Hamburg. Die Ausschreitungen am vergangenen Sonnabend im Berliner Olympiastadion, als gewalttätige Hertha-BSC-Anhänger nach der 1:2-Niederlage gegen den 1. FC Nürnberg mit Stöcken und Stangen den Innenraum stürmten, haben das Thema Fußball und Gewalt auch politisch wieder auf die Tagesordnung gebracht. "Mit Bundesinnenminister Thomas de Maizière werde ich alle Beteiligten am 23. April in Berlin an einen Tisch holen. Fußballverantwortliche, Fanbetreuer und Politik sollen gemeinsam Lösungsansätze erarbeiten", kündigte Hamburgs Innensenator Christoph Ahlhaus (CDU) im Gespräch mit dem Abendblatt an. Ahlhaus ist in diesem Jahr Vorsitzender der Innenministerkonferenz.
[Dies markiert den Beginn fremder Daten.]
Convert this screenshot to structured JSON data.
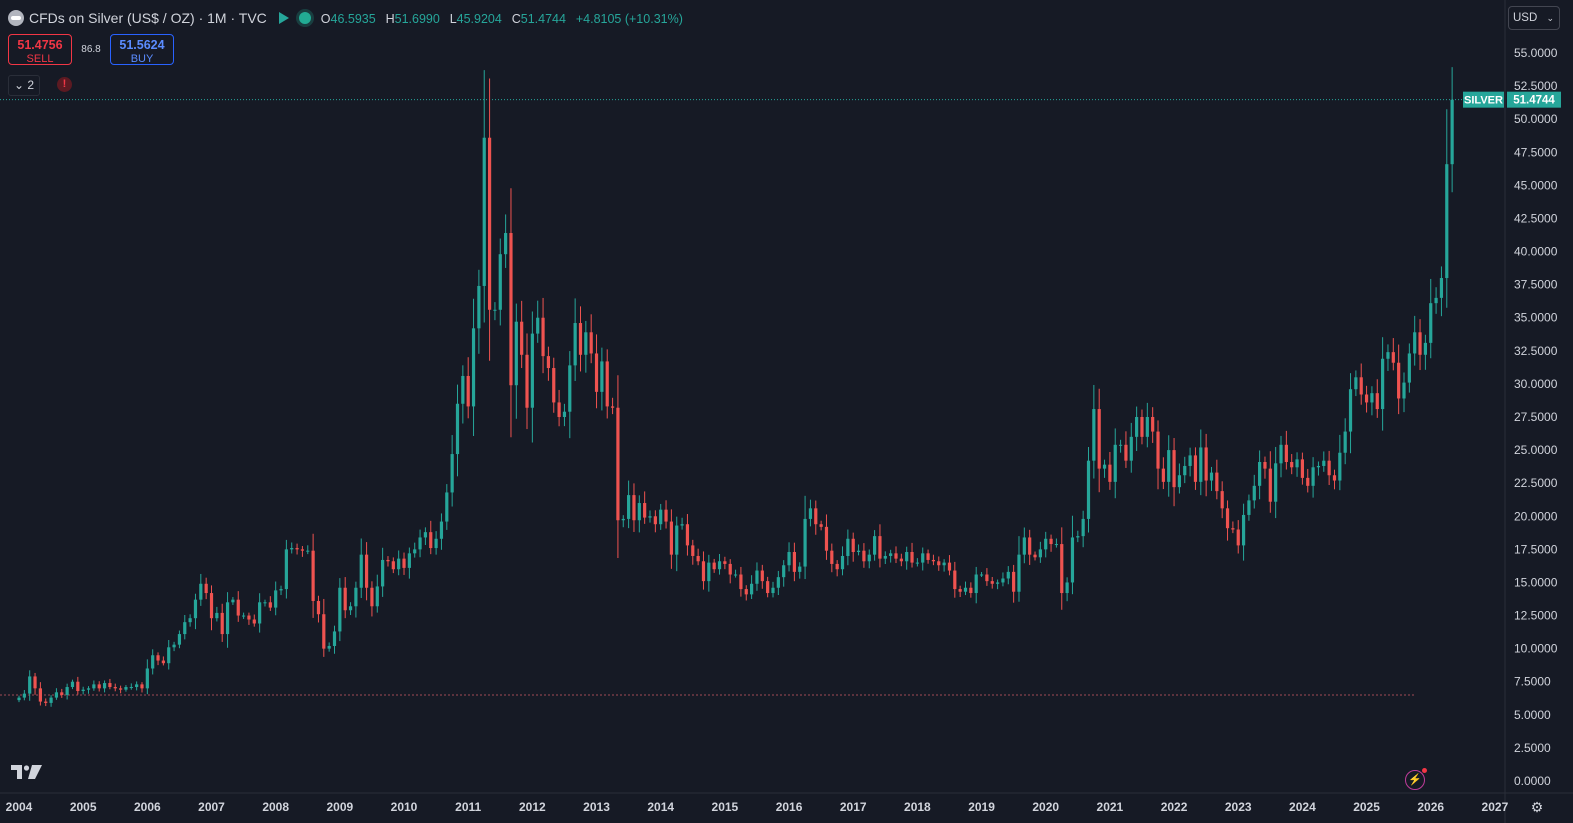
{
  "header": {
    "symbol": "CFDs on Silver (US$ / OZ) · 1M · TVC",
    "open_label": "O",
    "open": "46.5935",
    "high_label": "H",
    "high": "51.6990",
    "low_label": "L",
    "low": "45.9204",
    "close_label": "C",
    "close": "51.4744",
    "change": "+4.8105 (+10.31%)"
  },
  "trade": {
    "sell_price": "51.4756",
    "sell_label": "SELL",
    "spread": "86.8",
    "buy_price": "51.5624",
    "buy_label": "BUY"
  },
  "indicators_toggle": "2",
  "warning_icon": "!",
  "currency_select": "USD",
  "last_price_tag": {
    "symbol": "SILVER",
    "price": "51.4744"
  },
  "colors": {
    "up": "#26a69a",
    "down": "#ef5350",
    "background": "#161a25",
    "grid_text": "#d1d4dc",
    "last_line": "#26a69a",
    "ref_line": "#a04a55"
  },
  "chart_data": {
    "type": "candlestick",
    "interval": "1M",
    "y_ticks": [
      "55.0000",
      "52.5000",
      "50.0000",
      "47.5000",
      "45.0000",
      "42.5000",
      "40.0000",
      "37.5000",
      "35.0000",
      "32.5000",
      "30.0000",
      "27.5000",
      "25.0000",
      "22.5000",
      "20.0000",
      "17.5000",
      "15.0000",
      "12.5000",
      "10.0000",
      "7.5000",
      "5.0000",
      "2.5000",
      "0.0000"
    ],
    "ylim": [
      0,
      55
    ],
    "x_ticks": [
      "2004",
      "2005",
      "2006",
      "2007",
      "2008",
      "2009",
      "2010",
      "2011",
      "2012",
      "2013",
      "2014",
      "2015",
      "2016",
      "2017",
      "2018",
      "2019",
      "2020",
      "2021",
      "2022",
      "2023",
      "2024",
      "2025",
      "2026",
      "2027"
    ],
    "xlim": [
      2004.0,
      2027.0
    ],
    "last_price": 51.4744,
    "reference_line": 6.5,
    "first_month": "2004-01",
    "closes": [
      6.3,
      6.6,
      7.9,
      7.0,
      6.0,
      5.9,
      6.3,
      6.7,
      6.5,
      7.1,
      7.5,
      6.8,
      6.9,
      7.0,
      7.3,
      7.0,
      7.4,
      7.1,
      7.0,
      6.9,
      7.1,
      7.1,
      7.3,
      7.0,
      8.5,
      9.5,
      9.1,
      8.9,
      10.1,
      10.3,
      11.1,
      12.0,
      12.3,
      13.7,
      14.9,
      14.2,
      12.3,
      12.7,
      11.1,
      13.5,
      13.7,
      12.5,
      12.5,
      12.2,
      11.9,
      13.5,
      13.5,
      13.1,
      14.4,
      14.5,
      17.5,
      17.6,
      17.5,
      17.4,
      17.4,
      13.6,
      12.6,
      10.0,
      10.2,
      11.3,
      14.6,
      12.9,
      13.2,
      14.6,
      17.1,
      14.6,
      13.2,
      14.7,
      16.7,
      16.6,
      16.0,
      16.8,
      16.1,
      17.2,
      17.5,
      18.4,
      18.8,
      17.6,
      18.3,
      19.6,
      21.8,
      24.7,
      28.5,
      30.6,
      28.3,
      34.2,
      37.4,
      48.6,
      35.6,
      35.6,
      39.8,
      41.4,
      29.9,
      34.7,
      32.2,
      28.2,
      33.8,
      35.0,
      32.1,
      31.2,
      28.6,
      27.5,
      27.9,
      31.4,
      34.6,
      32.2,
      33.9,
      32.3,
      29.4,
      31.7,
      28.3,
      28.2,
      19.7,
      19.8,
      21.6,
      19.7,
      21.0,
      19.9,
      20.0,
      19.4,
      20.5,
      19.6,
      17.1,
      19.3,
      19.4,
      17.8,
      17.0,
      16.6,
      15.1,
      16.5,
      16.0,
      16.6,
      16.4,
      15.6,
      15.6,
      14.5,
      14.1,
      14.9,
      15.9,
      15.1,
      14.2,
      14.6,
      15.4,
      16.3,
      17.3,
      15.8,
      16.2,
      19.8,
      20.6,
      19.4,
      19.2,
      17.4,
      16.4,
      16.0,
      17.0,
      18.3,
      17.3,
      17.4,
      16.6,
      17.1,
      18.5,
      16.8,
      17.0,
      17.2,
      16.8,
      16.6,
      17.3,
      16.5,
      16.5,
      17.2,
      16.7,
      16.6,
      16.3,
      16.5,
      15.9,
      14.5,
      14.3,
      14.6,
      14.2,
      15.6,
      15.6,
      15.1,
      14.9,
      15.0,
      15.3,
      15.8,
      14.3,
      17.1,
      18.4,
      17.1,
      16.9,
      17.5,
      18.3,
      17.9,
      17.9,
      14.2,
      15.0,
      18.4,
      18.5,
      19.8,
      24.2,
      28.1,
      23.6,
      23.9,
      22.6,
      25.4,
      25.4,
      24.2,
      26.0,
      27.5,
      26.0,
      27.5,
      26.4,
      23.6,
      22.6,
      25.0,
      22.2,
      23.1,
      23.8,
      24.6,
      22.6,
      25.2,
      22.7,
      23.3,
      21.9,
      20.6,
      19.1,
      19.0,
      17.8,
      20.1,
      21.2,
      22.3,
      24.1,
      23.6,
      21.1,
      24.0,
      25.4,
      24.1,
      23.7,
      24.3,
      22.9,
      22.3,
      23.7,
      23.8,
      24.2,
      23.1,
      22.7,
      24.8,
      26.4,
      29.6,
      30.5,
      29.2,
      28.6,
      29.3,
      28.1,
      31.9,
      32.4,
      31.6,
      28.9,
      30.1,
      32.3,
      33.9,
      32.2,
      33.1,
      36.1,
      36.5,
      38.0,
      46.6,
      51.47
    ]
  }
}
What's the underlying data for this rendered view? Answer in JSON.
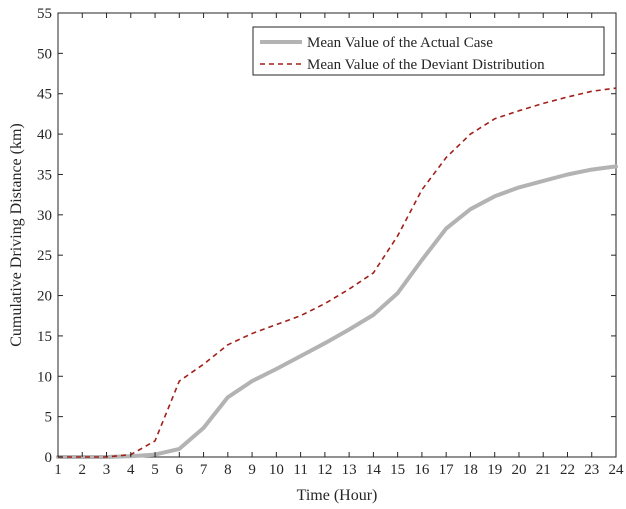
{
  "chart_data": {
    "type": "line",
    "title": "",
    "xlabel": "Time (Hour)",
    "ylabel": "Cumulative Driving Distance (km)",
    "xlim": [
      1,
      24
    ],
    "ylim": [
      0,
      55
    ],
    "xticks": [
      1,
      2,
      3,
      4,
      5,
      6,
      7,
      8,
      9,
      10,
      11,
      12,
      13,
      14,
      15,
      16,
      17,
      18,
      19,
      20,
      21,
      22,
      23,
      24
    ],
    "yticks": [
      0,
      5,
      10,
      15,
      20,
      25,
      30,
      35,
      40,
      45,
      50,
      55
    ],
    "grid": false,
    "legend_position": "top-right",
    "x": [
      1,
      2,
      3,
      4,
      5,
      6,
      7,
      8,
      9,
      10,
      11,
      12,
      13,
      14,
      15,
      16,
      17,
      18,
      19,
      20,
      21,
      22,
      23,
      24
    ],
    "series": [
      {
        "name": "Mean Value of the Actual Case",
        "style": "solid",
        "color": "#b3b3b3",
        "values": [
          0,
          0,
          0,
          0.1,
          0.3,
          1.0,
          3.6,
          7.4,
          9.4,
          10.9,
          12.5,
          14.1,
          15.8,
          17.6,
          20.3,
          24.4,
          28.3,
          30.7,
          32.3,
          33.4,
          34.2,
          35.0,
          35.6,
          36.0
        ]
      },
      {
        "name": "Mean Value of the Deviant Distribution",
        "style": "dashed",
        "color": "#a0201a",
        "values": [
          0,
          0,
          0,
          0.3,
          2.0,
          9.4,
          11.5,
          13.9,
          15.3,
          16.4,
          17.5,
          19.0,
          20.8,
          22.8,
          27.4,
          33.1,
          37.1,
          40.0,
          41.9,
          42.9,
          43.8,
          44.6,
          45.3,
          45.7
        ]
      }
    ]
  }
}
Abendblatt : Herr Ahlhaus, die Jagdszenen im Berliner Olympiastadion haben erneut die Forderung laut werden lassen, die Bundesligavereine sollten für die Kosten der Polizeieinsätze aufkommen. Auch Sie haben zuletzt darüber nachgedacht. Das überrascht, weil selbst die Gewerkschaft der Polizei Abstand von diesem Ansinnen nimmt, da es juristisch kaum durchzusetzen ist.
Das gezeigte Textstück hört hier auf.